Strengths and limitations

The present study had several strengths. First, due to the good representativeness of this study, the current results were comprehensive and representative of China. Second, the GNRI was defined using BMI and ALB in the present study. Thus, this indicator could fully reflect nutrition status and was more clinically significant. Therefore, the conclusion of this study was accurate and significant. Third, this was the first study to investigate the mediation effect of the GNRI on the relationship between SUA level and hypertension.
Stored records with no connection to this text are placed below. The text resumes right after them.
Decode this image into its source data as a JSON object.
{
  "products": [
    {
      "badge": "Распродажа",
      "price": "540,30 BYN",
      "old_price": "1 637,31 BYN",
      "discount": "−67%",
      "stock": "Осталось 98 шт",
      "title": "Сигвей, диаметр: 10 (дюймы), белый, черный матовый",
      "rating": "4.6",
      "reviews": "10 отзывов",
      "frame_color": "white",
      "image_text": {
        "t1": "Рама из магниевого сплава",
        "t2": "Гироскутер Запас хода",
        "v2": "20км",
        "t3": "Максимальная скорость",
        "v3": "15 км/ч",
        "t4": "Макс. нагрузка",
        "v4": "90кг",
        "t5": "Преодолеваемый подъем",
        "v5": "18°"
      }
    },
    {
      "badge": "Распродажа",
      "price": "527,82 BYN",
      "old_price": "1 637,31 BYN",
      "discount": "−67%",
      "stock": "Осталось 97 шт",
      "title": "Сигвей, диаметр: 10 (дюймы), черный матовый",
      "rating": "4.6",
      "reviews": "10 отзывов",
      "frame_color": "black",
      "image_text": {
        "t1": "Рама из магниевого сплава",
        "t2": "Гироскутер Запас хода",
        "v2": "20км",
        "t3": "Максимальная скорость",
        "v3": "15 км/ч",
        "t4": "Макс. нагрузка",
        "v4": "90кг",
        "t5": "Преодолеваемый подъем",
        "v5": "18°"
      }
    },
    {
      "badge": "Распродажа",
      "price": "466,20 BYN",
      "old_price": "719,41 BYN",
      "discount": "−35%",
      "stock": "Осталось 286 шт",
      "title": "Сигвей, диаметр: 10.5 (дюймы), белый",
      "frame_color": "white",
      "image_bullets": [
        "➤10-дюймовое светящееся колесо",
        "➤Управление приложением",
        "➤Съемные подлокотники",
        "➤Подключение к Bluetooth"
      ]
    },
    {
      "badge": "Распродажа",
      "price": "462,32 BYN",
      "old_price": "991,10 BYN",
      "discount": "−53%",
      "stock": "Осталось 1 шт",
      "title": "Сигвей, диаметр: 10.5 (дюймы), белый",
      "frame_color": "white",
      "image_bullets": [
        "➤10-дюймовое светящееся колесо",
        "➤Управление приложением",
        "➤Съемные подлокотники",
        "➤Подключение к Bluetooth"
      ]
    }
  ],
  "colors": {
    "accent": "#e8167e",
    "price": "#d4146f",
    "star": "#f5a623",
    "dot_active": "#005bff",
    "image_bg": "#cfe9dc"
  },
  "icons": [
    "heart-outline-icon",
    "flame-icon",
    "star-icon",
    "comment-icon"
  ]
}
Thus, this study would provide new viewpoints and evidences to prevent from hypertension.

However, there were still limitations to be noted. First, this study was based on a cross-sectional study, which was poor to examine the causal mediation effect. A longitudinal study should be further conducted to investigate the causal mediation effect of the GNRI on the association of SUA with hypertension in the future. Second, the data of dietary and history of cardiovascular diseases were unavailable in the CHNS. Therefore, the confounding effect might not be fully corrected. Third, the mechanisms of the GNRI mediating the association of SUA level with hypertension failed to be fully explained. The underlying mechanism needs to be further investigated in the laboratory. Fourth, the sample size of the 80–99 years group was not enough, which might contribute to the disappeared mediation effect of the GNRI on the relationship between SUA level and hypertension.

Conclusions

This study provided epidemiological data to show that there was significant mediation effect of the GNRI on the relationship between SUA level and hypertension. And this mediation effect was fully observed in both males and females, especially in the 60–79 years population. Furthermore, the GNRI can account for approximately 17.77 % of the relationship between SUA level and hypertension.